MARIKO Watanabe admits she could have chosen a better time to take up baking. This week, when the Tokyo housewife visited her local Ito-Yokado supermarket to buy butter to make a cake, she found the shelves bare.
“I went to another supermarket, and then another, and there was no butter at those either. Everywhere I went there were notices saying Japan has run out of butter. I couldn’t believe it – this is the first time in my life I’ve wanted to try baking cakes and I can’t get any butter,” said the frustrated cook.
Japan’s acute butter shortage, which has confounded bakeries, restaurants and now families across the country, is the latest unforeseen result of the global agricultural commodities crisis.

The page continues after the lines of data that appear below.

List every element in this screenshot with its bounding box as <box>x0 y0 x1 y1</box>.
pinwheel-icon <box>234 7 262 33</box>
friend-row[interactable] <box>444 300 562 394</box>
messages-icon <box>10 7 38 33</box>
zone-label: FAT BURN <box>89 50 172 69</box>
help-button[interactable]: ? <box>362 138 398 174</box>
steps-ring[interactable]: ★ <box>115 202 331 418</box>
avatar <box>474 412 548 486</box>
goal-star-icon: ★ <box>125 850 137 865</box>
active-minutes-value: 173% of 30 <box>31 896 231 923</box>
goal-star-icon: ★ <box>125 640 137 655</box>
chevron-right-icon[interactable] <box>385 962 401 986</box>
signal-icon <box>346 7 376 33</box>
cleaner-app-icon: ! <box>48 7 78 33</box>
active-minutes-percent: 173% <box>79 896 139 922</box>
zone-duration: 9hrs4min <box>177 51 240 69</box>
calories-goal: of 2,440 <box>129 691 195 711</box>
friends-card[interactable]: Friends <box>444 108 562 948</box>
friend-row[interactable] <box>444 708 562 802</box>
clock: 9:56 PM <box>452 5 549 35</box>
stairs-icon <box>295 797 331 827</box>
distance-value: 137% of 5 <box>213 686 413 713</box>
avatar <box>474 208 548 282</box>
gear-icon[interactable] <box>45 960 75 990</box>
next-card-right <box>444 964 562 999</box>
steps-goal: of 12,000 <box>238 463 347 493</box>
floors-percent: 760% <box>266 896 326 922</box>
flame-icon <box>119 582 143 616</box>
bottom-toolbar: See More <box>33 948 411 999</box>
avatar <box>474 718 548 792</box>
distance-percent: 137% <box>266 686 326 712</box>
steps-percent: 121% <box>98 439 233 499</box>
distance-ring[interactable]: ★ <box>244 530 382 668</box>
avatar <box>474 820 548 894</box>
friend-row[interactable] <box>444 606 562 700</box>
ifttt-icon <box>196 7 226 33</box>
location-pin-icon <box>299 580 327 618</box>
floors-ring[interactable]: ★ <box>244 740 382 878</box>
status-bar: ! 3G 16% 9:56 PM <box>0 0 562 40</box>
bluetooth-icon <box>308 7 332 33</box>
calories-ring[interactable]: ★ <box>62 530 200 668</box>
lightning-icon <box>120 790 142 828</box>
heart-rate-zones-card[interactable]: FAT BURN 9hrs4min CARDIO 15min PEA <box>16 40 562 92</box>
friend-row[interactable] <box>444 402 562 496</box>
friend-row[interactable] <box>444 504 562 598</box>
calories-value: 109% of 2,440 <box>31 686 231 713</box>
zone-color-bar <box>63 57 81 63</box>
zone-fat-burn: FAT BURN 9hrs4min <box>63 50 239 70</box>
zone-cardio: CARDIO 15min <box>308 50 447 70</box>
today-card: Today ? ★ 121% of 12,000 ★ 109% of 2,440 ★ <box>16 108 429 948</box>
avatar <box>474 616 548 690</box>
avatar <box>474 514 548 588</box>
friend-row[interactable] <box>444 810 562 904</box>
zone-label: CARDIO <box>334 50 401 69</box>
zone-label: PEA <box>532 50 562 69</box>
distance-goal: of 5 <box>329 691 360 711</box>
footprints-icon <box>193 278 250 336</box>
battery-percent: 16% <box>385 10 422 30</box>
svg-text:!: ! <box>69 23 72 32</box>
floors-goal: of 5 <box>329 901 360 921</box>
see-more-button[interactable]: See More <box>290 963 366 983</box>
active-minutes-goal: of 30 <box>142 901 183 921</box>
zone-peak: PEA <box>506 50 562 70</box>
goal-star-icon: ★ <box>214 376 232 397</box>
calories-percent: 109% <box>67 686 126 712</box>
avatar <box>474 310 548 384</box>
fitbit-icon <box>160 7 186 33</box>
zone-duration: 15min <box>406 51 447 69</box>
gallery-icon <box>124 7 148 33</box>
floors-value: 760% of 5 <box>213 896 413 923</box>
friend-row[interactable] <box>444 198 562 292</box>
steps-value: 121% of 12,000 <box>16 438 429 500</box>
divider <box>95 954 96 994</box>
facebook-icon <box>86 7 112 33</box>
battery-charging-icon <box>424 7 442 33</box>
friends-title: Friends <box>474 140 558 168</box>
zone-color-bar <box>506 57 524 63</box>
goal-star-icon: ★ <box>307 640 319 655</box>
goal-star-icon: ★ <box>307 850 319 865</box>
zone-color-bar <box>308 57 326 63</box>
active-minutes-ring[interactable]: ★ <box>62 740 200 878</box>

A sharp increase in the cost of imported cattle feed and a decline in milk imports, both of which are typically provided in large part by Australia, have prevented dairy farmers from keeping pace with demand.
While soaring food prices have triggered rioting among the starving millions of the third world, in wealthy Japan they have forced a pampered population to contemplate the shocking possibility of a long-term – perhaps permanent – reduction in the quality and quantity of its food.
A 130% rise in the global cost of wheat in the past year, caused partly by surging demand from China and India and a huge injection of speculative funds into wheat futures, has forced the Government to hit flour millers with three rounds of stiff mark-ups. The latest – a 30% increase this month – has given rise to speculation that Japan, which relies on imports for 90% of its annual wheat consumption, is no longer on the brink of a food crisis, but has fallen off the cliff.
According to one government poll, 80% of Japanese are frightened about what the future holds for their food supply.
Last week, as the prices of wheat and barley continued their relentless climb, the Japanese Government discovered it had exhausted its ¥230 billion ($A2.37 billion) budget for the grains with two months remaining. It was forced to call on an emergency ¥55 billion reserve to ensure it could continue feeding the nation.
“This was the first time the Government has had to take such drastic action since the war,” said Akio Shibata, an expert on food imports, who warned the Agriculture Ministry two years ago that Japan would have to cut back drastically on its sophisticated diet if it did not become more self-sufficient.In the wake of the decision this week by Kazakhstan, the world’s fifth biggest wheat exporter, to join Russia, Ukraine and Argentina in stopping exports to satisfy domestic demand, the situation in Japan is expected to worsen.